LOST AND FOUND IN THE SIGHT Guangzhou
Olga Kisseleva’s EDEN project was exhibited at the Guangdong Museum of Art as part of an exposition entitled “Lost and Found in the Sight”. This was one of the first art exhibitions in China to deal with ecological themes. The research on Bodhi Jiulian tree was carried out in collaboration with the Sorbonne’s Art & Science Laboratory and the Art and Science Research Center of Tsinghua University in China. Its object is the study and creation of artworks on the subject of the plant legacy.
Olga Kisseleva carried out an experiment with the two trees, and this became the basis for the “Lost and Found in the Sight” idea. She used the T2T network to connect two trees, and initiated a dialogue between them with the aid of sensors. The results of this “conversation” between two legendary trees were investigated by scientists, transformed into English text, and then translated from English into Chinese.

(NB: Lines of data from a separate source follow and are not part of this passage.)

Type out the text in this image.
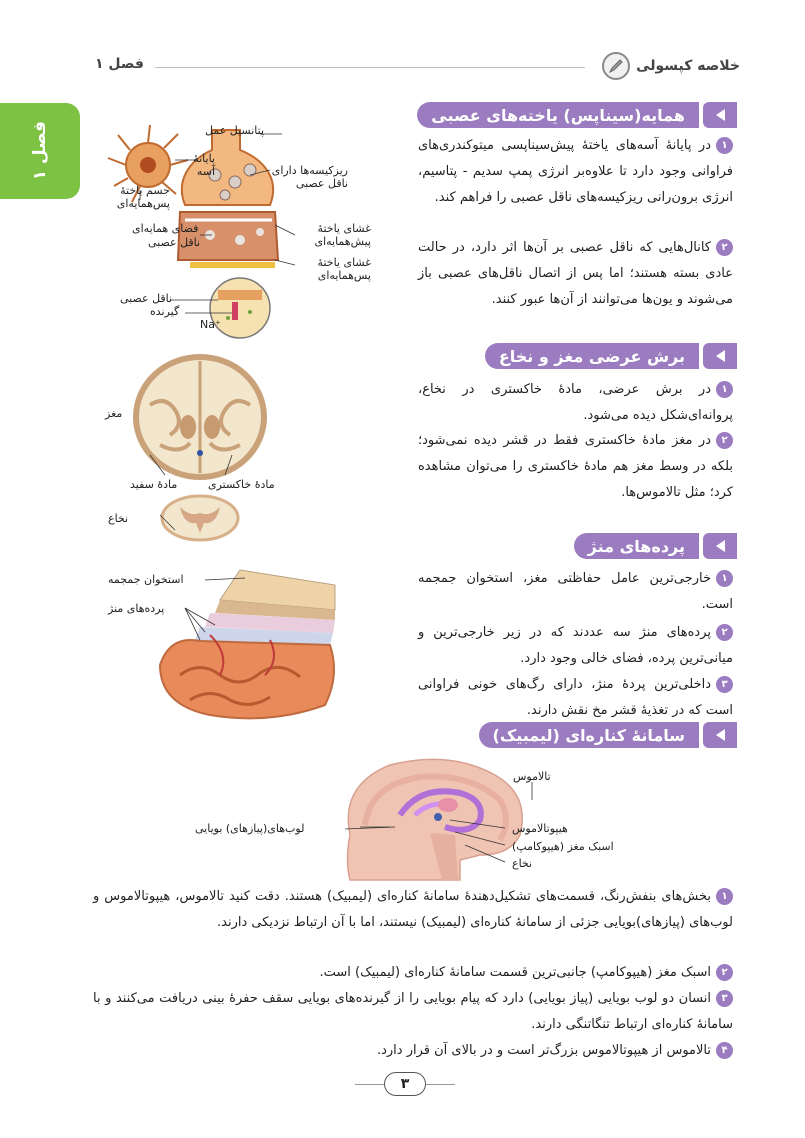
فصل ۱	خلاصه کپسولی
فصل ۱
همایه(سیناپس) یاخته‌های عصبی
۱در پایانۀ آسه‌های یاختۀ پیش‌سیناپسی میتوکندری‌های فراوانی وجود دارد تا علاوه‌بر انرژی پمپ سدیم - پتاسیم، انرژی برون‌رانی ریزکیسه‌های ناقل عصبی را فراهم کند.
۲کانال‌هایی که ناقل عصبی بر آن‌ها اثر دارد، در حالت عادی بسته هستند؛ اما پس از اتصال ناقل‌های عصبی باز می‌شوند و یون‌ها می‌توانند از آن‌ها عبور کنند.
پتانسیل عمل
پایانۀ آسه	ریزکیسه‌ها دارای ناقل عصبی
جسم یاختۀ پس‌همایه‌ای
فضای همایه‌ای
ناقل عصبی
غشای یاختۀ پیش‌همایه‌ای
غشای یاختۀ پس‌همایه‌ای
ناقل عصبی
گیرنده
Na⁺
برش عرضی مغز و نخاع
۱در برش عرضی، مادۀ خاکستری در نخاع، پروانه‌ای‌شکل دیده می‌شود.
۲در مغز مادۀ خاکستری فقط در قشر دیده نمی‌شود؛ بلکه در وسط مغز هم مادۀ خاکستری را می‌توان مشاهده کرد؛ مثل تالاموس‌ها.
مغز
مادۀ سفید	مادۀ خاکستری
نخاع
پرده‌های منژ
۱خارجی‌ترین عامل حفاظتی مغز، استخوان جمجمه است.
۲پرده‌های منژ سه عددند که در زیر خارجی‌ترین و میانی‌ترین پرده، فضای خالی وجود دارد.
۳داخلی‌ترین پردۀ منژ، دارای رگ‌های خونی فراوانی است که در تغذیۀ قشر مخ نقش دارند.
استخوان جمجمه
پرده‌های منژ
سامانۀ کناره‌ای (لیمبیک)
تالاموس
لوب‌های(پیازهای) بویایی	هیپوتالاموس
اسبک مغز (هیپوکامپ)
نخاع
۱بخش‌های بنفش‌رنگ، قسمت‌های تشکیل‌دهندۀ سامانۀ کناره‌ای (لیمبیک) هستند. دقت کنید تالاموس، هیپوتالاموس و لوب‌های (پیازهای)بویایی جزئی از سامانۀ کناره‌ای (لیمبیک) نیستند، اما با آن ارتباط نزدیکی دارند.
۲اسبک مغز (هیپوکامپ) جانبی‌ترین قسمت سامانۀ کناره‌ای (لیمبیک) است.
۳انسان دو لوب بویایی (پیاز بویایی) دارد که پیام بویایی را از گیرنده‌های بویایی سقف حفرۀ بینی دریافت می‌کنند و با سامانۀ کناره‌ای ارتباط تنگاتنگی دارند.
۴تالاموس از هیپوتالاموس بزرگ‌تر است و در بالای آن قرار دارد.
۳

This “triple” translation fixed the principles of a special “technical” language, which serves to facilitate both tree-to-tree and tree-to-person communication. The work on this arboreal “text” has produced a poem that reflects both the language of the tree itself and the outcome of the peculiar “dialogue” between Beijing and Guangzhou. Exhibitions dedicated to this project have been held in both Beijing and Guangzhou.
Because of mistaken interpretations of the ancient texts, historical studies contain numerous errors. One such error is the misidentification of the two trees deemed sacred to the Buddha. Olga Kisseleva and the French-Chinese scholarly team have managed to expose this biological error, which has ramifications for Chinese beliefs. The information handed down over the generations has turned out to be incorrect. This study has led the scientists to conclude that historical or religious sources are insufficient to identify species of sacred trees; one must also perform a biological analysis.